Daisy Gilardini hat uns von ihrer Reise erzählt, tief in den Great Bear Rainforest. Dort suchte sie den Kermodebär – eine Art, bei der jedes zehnte Tier mit cremefarbenen Fell geboren wird. Weltweit gibt es weniger als 40 dieser weißen Schwarzbären.
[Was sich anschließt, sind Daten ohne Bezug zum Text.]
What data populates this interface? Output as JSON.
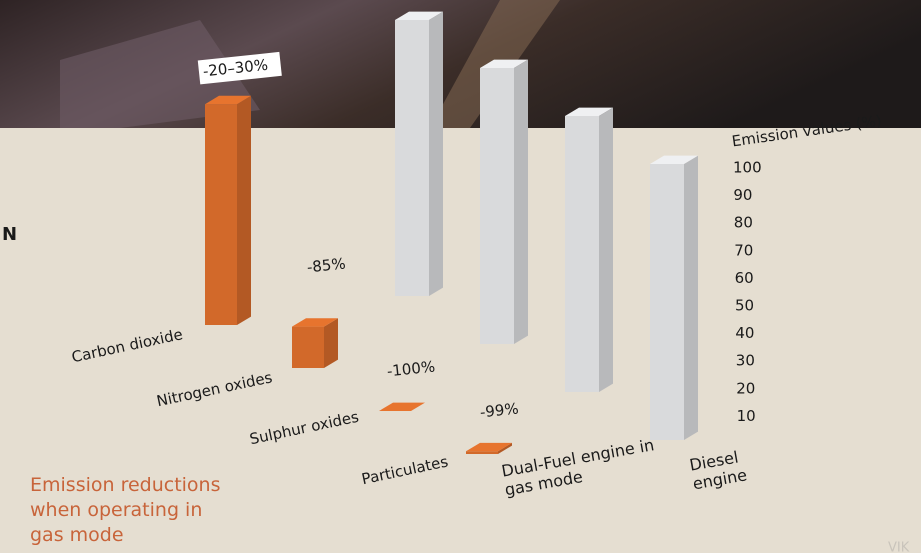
{
  "chart_data": {
    "type": "bar3d",
    "categories": [
      "Carbon dioxide",
      "Nitrogen oxides",
      "Sulphur oxides",
      "Particulates"
    ],
    "series": [
      {
        "name": "Dual-Fuel engine in gas mode",
        "color": "#d2692a",
        "values": [
          80,
          15,
          0,
          1
        ]
      },
      {
        "name": "Diesel engine",
        "color": "#d9dadc",
        "values": [
          100,
          100,
          100,
          100
        ]
      }
    ],
    "annotations": [
      "-20–30%",
      "-85%",
      "-100%",
      "-99%"
    ],
    "ylabel": "Emission values (%)",
    "ylim": [
      0,
      100
    ],
    "yticks": [
      10,
      20,
      30,
      40,
      50,
      60,
      70,
      80,
      90,
      100
    ],
    "caption": "Emission reductions when operating in gas mode"
  },
  "fragments": [
    "N",
    "VIK"
  ]
}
Projekt Idee Drehort Auftraggeber
Photographer’s Voice Fotografen erzählen die Geschichte hinter ihren Bildern Zürich Nikon AG (Schweiz)

 

Über mehrere Jahre hinweg besuchte die Schweizer Naturfotografin Daisy Gilardini häufiger das Waldgebiet an der Westküste von Kanada – auch wenn sie den Bär zu Beginn überhaupt nicht finden konnte. Doch ihre Hartnäckigkeit hat uns überzeugt. Daher haben wir uns bei der Serie Photographers‘ Voice für Nikon bewusst für das Projekt „Spirit Bear“ entschieden. Der Name stammt von den kanadischen Ureinwohnern, die den weißen Bären in ihrer Sprache als „Spirit Bear“ bezeichnen – den „Geisterbären“. Nicht nur seine hohe Seltenheit gibt ihm die Bedeutung, er soll auch laut der Mythologie an die alte Zeit erinnern, als Gletscher den Wald bedeckten und ihn wie den Bär weiß färbten.

 

daisy gilardini

 

Aus unserer Sicht ist es ein außergewöhnliches Projekt, an dem man die Mentalität und die ethischen Grundsätze der Fotografin gut erkennen kann. Denn während andere Wildlife-Fotografen Tiere mit Futter anlocken, um besonders spektakuläre Fotos zu bekommen, lehnt Daisy diese Praxis strikt ab. „In einer Zeit, in der man Bildern grundsätzlich nicht mehr trauen kann, sind die Fotografen und der Entstehungskontext der Bilder sehr wichtig“, sagt unser Geschäftsführer Michael Hauri zu Daisys Arbeit. „Fotografie ist zur Vertrauenssache geworden.“

 

Vom Bär zum Film – Wie wir das Abenteuer der Fotografin erzählen

In der Geschichte gibt es zwei visuelle Ebenen:

1. Die Bilder von Daisy

2. Sie selbst im Interview

Die erste Ebene ist die äußere Reise der Fotografin in den Wald – das Abenteuer. Die zweite Ebene ist ihre innere Reise, die Reflexion und der Rückblick auf das Abenteuer. Durch den Fokus auf allein diese zwei Level reduzieren wir die Geschichte auf das Wesentliche und es entsteht eine innere Dynamik zwischen den beiden Ebenen, die den Film vorantreibt.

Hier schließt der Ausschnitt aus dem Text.